Investors turn on Spain as contagion fears spread

By Neil Irwin and Madrid

THE THIRD straight day of decline on world financial markets on Thursday was vivid evidence of a scary proposition - that the fiscal crisis that began in Greece months ago is spreading across Europe like a virus, causing growing doubt about the fates of even nations with far more manageable levels of government debt.

It is called the contagion effect, an economist's metaphor for the rapid and hard-to-predict spread of a financial crisis, and it's driven by the fragility of investors' perceptions. Contagion is a function of vicious cycles in which confidence in a country's ability to repay its debts falls. If investors lose piles of money on the debt of one country, they assume that owning the debts of other countries with similar finances might cause them to lose even more. So they sell their investment in the second country, which means that country has to pay higher and higher interest rates to get any loans, which adds to its debt and creates a fiscal death-spiral that can well move on to the next country.

Spain is in the path of the storm and at the mercy of global investors, who are operating under the twin pressures of fear and greed. The country has less debt relative to the size of its economy than the United States or Great Britain, but contagion can threaten even countries that have managed their government debt responsibly.

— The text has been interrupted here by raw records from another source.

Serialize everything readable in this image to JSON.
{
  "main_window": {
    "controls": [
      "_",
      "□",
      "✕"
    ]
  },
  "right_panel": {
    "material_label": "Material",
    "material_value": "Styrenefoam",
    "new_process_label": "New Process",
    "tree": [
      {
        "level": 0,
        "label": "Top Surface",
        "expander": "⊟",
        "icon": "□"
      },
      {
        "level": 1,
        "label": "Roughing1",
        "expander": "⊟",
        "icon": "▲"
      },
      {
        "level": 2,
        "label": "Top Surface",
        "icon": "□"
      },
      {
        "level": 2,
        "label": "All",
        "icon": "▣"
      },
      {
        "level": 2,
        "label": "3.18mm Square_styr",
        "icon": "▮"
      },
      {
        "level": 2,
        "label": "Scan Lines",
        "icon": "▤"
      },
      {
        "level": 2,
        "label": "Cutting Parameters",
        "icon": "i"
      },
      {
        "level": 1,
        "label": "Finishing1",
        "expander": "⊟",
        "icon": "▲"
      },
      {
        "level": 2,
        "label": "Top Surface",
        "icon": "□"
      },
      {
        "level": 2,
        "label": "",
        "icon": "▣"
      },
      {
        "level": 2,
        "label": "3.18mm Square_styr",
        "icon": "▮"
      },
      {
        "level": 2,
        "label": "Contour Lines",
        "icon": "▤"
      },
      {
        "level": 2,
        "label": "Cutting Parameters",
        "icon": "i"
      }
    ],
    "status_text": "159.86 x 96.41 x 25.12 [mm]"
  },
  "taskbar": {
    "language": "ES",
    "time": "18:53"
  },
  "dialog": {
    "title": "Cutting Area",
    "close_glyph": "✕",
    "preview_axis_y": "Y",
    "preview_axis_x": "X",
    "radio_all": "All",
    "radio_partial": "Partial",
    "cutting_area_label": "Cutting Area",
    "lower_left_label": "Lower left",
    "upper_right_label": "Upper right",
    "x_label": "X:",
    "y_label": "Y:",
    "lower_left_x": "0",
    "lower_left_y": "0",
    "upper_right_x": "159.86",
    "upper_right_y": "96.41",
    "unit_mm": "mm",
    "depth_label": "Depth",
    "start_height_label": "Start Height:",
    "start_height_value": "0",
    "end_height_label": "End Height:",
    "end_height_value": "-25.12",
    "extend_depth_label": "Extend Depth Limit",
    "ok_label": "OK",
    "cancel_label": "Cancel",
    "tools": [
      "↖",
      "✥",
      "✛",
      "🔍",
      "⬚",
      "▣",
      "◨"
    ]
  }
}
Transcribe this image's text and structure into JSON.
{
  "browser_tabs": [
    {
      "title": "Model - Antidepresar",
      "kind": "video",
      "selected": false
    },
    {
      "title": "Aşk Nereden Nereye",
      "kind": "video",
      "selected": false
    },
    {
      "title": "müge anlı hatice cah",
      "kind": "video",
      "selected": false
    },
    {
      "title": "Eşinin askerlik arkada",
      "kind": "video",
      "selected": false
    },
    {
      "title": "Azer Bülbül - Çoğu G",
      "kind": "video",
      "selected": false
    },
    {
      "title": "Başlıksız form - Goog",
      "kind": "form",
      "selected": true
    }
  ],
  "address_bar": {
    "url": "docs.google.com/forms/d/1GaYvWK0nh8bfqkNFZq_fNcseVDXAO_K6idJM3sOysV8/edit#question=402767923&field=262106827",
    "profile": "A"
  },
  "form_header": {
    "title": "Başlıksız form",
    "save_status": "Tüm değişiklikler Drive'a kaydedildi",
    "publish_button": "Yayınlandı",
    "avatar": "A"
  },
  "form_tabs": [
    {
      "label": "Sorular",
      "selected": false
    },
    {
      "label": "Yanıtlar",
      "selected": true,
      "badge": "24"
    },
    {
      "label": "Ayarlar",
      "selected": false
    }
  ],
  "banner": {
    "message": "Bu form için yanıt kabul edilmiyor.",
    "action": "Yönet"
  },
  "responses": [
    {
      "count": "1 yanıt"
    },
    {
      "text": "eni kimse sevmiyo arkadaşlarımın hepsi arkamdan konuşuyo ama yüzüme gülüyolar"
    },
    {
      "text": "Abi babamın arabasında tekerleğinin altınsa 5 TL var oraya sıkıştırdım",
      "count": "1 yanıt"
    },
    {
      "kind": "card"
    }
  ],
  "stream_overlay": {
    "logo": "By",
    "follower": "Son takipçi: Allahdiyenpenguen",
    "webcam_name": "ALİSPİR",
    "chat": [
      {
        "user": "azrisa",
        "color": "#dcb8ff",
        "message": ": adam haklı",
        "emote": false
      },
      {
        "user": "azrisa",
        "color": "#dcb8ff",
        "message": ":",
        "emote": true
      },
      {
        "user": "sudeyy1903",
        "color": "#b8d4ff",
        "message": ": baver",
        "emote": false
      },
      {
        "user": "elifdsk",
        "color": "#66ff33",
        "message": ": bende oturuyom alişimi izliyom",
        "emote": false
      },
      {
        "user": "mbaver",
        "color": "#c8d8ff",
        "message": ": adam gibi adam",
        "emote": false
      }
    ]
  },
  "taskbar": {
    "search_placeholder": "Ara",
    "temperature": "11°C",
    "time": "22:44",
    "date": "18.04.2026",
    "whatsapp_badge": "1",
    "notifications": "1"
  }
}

The odds of a full-blown sovereign debt crisis have risen significantly over the past two weeks and especially after the market turmoil this week. Europe in 2010 looks increasingly like East Asia in 1997 and 1998, when a currency devaluation in Thailand sparked a broad crisis in Korea, Indonesia, and elsewhere.

Once a panic starts, it often takes dramatic government action to reverse the tide, including external bailouts and steps to address the underlying cause of the crisis that are more aggressive than those needed in a non-panic situation.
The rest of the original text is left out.